It was the scourge of nations for thousands of years, killing kings and peasants alike, devastating the empires of the Aztecs and Incas and other nations of the New World, and still producing at least 10 million annual cases as late as the 1960s.

Yet smallpox, the disfiguring disease caused by the variola virus, also was the object of one of the most successful public-health campaigns in history. Widespread vaccination, detection and isolation of people with the illness, and containment measures steadily loosened the grip of smallpox until the World Health Organization declared in 1980 that it had been wiped out.

No one has contracted smallpox since 1978.

Only two nations, the United States and Russia, are known to have stocks of the virus, which are kept in secured laboratories.

Yet the U.S. government recently announced the first major U.S. smallpox vaccination campaign since 1972, when routine inoculation was halted. Officials say the campaign is a precaution in case some rogue nation or group has obtained a supply of the virus for use as a weapon.

Plans call for vaccination of up to 10 million volunteer medical workers, emergency "first responders" and certain military personnel.
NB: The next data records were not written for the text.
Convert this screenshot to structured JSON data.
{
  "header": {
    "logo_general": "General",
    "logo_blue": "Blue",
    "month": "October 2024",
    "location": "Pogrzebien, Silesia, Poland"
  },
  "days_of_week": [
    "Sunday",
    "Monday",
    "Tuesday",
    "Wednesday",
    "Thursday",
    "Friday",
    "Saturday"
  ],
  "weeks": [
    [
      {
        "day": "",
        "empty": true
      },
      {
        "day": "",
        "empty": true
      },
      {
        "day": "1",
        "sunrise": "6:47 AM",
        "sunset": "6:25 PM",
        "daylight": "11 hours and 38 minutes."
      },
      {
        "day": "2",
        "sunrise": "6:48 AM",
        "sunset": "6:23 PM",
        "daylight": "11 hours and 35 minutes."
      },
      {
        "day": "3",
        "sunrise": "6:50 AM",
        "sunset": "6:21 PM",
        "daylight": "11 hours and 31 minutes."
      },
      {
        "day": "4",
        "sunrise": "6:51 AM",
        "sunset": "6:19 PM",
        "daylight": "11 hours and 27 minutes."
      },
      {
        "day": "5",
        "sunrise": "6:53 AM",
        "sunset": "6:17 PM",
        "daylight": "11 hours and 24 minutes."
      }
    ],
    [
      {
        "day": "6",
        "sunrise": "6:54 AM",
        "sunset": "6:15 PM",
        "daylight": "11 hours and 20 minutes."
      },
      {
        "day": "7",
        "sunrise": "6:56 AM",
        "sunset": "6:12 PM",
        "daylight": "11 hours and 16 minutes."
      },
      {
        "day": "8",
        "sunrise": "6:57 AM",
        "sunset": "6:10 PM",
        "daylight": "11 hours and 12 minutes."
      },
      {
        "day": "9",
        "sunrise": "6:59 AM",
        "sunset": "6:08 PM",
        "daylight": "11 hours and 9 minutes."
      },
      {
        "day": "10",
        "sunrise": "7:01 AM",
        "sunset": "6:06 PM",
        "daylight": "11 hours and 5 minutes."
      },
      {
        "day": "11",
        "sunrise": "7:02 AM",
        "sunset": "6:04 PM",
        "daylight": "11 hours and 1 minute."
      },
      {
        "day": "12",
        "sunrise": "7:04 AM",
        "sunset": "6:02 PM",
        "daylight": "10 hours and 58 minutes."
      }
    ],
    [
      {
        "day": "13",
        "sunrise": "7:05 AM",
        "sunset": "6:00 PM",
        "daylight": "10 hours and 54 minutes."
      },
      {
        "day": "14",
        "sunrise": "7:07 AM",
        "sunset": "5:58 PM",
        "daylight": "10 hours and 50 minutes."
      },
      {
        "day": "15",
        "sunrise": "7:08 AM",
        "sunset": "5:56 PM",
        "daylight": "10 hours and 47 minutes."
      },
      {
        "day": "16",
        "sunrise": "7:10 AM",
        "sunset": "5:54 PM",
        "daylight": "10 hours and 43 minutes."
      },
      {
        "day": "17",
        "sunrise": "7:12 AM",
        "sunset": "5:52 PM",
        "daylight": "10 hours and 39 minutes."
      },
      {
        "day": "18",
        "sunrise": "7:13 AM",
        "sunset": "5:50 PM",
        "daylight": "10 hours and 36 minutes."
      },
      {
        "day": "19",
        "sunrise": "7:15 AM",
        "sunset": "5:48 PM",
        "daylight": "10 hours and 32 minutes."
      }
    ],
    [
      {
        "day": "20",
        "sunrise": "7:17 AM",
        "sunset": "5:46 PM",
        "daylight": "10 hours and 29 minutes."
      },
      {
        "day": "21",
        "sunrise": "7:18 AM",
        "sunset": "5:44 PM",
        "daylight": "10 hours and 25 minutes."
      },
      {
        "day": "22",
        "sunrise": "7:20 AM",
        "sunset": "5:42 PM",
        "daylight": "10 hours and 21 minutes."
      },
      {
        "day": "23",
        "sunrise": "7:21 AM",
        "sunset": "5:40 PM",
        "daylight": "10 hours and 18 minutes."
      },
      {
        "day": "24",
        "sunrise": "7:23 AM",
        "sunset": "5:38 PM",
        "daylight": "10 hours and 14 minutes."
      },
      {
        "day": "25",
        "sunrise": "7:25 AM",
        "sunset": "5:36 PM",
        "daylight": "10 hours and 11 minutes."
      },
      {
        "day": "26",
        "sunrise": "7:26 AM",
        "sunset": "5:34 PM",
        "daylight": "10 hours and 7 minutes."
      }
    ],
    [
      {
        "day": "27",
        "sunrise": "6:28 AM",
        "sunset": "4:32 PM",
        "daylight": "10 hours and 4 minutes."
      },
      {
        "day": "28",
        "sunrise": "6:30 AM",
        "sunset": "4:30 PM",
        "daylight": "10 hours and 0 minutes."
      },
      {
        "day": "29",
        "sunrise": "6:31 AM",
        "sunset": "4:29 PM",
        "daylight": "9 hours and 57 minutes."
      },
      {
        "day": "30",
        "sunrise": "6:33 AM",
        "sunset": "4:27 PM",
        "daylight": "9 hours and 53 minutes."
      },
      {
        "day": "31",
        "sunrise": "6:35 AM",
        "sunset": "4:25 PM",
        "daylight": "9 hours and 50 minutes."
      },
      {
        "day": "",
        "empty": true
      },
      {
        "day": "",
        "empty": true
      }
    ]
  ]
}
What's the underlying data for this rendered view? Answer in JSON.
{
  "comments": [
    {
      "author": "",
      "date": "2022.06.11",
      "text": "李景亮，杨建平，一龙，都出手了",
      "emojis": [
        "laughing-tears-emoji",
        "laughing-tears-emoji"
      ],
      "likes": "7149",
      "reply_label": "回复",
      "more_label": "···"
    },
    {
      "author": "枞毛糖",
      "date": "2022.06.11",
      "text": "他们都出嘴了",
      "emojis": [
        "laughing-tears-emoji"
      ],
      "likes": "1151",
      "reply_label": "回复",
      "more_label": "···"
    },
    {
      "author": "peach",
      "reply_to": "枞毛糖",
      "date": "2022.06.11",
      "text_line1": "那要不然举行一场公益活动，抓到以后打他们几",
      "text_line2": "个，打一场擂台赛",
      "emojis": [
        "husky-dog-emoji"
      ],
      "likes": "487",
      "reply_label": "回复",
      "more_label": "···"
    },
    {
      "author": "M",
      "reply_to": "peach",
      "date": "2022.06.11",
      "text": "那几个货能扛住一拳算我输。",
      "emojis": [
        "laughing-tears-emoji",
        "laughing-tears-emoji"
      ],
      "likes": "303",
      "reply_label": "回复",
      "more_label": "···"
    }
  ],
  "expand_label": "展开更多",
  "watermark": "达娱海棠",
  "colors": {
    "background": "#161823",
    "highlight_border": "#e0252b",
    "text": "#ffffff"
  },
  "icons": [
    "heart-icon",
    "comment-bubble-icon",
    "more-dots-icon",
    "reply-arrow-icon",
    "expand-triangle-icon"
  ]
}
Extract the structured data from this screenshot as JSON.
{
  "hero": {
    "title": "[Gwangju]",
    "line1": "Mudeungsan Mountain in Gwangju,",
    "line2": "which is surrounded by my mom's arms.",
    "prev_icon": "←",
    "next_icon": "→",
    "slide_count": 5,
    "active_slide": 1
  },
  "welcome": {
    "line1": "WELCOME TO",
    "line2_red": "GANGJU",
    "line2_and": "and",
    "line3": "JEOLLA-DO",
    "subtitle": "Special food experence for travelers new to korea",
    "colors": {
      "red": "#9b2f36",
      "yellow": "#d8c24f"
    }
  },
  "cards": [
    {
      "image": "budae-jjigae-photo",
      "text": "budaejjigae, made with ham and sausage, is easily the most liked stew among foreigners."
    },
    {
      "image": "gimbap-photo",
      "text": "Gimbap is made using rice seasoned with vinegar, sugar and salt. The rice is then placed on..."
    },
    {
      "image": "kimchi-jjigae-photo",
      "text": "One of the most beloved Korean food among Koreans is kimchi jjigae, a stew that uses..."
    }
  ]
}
The government is discouraging vaccination of the public because the vaccine can cause serious complications and about one death for every million people who receive it.

Meanwhile, the public needs to know more about the disease, particularly how it is — and is not — transmitted, to prevent unnecessary fears, says Joel G. Breman, a physician specializing in infectious diseases and tropical public health who participated in the 1966-1980 campaign to eliminate the disease.

How Smallpox Is Transmitted

Although the disease is contagious — it is spread from person to person — it is not as contagious as the flu, measles or chickenpox. You don't always contract it if exposed to someone who has smallpox, says Dr. Breman, a senior scientific adviser at the Fogarty International Center, part of the U.S. government's National Institutes of Health.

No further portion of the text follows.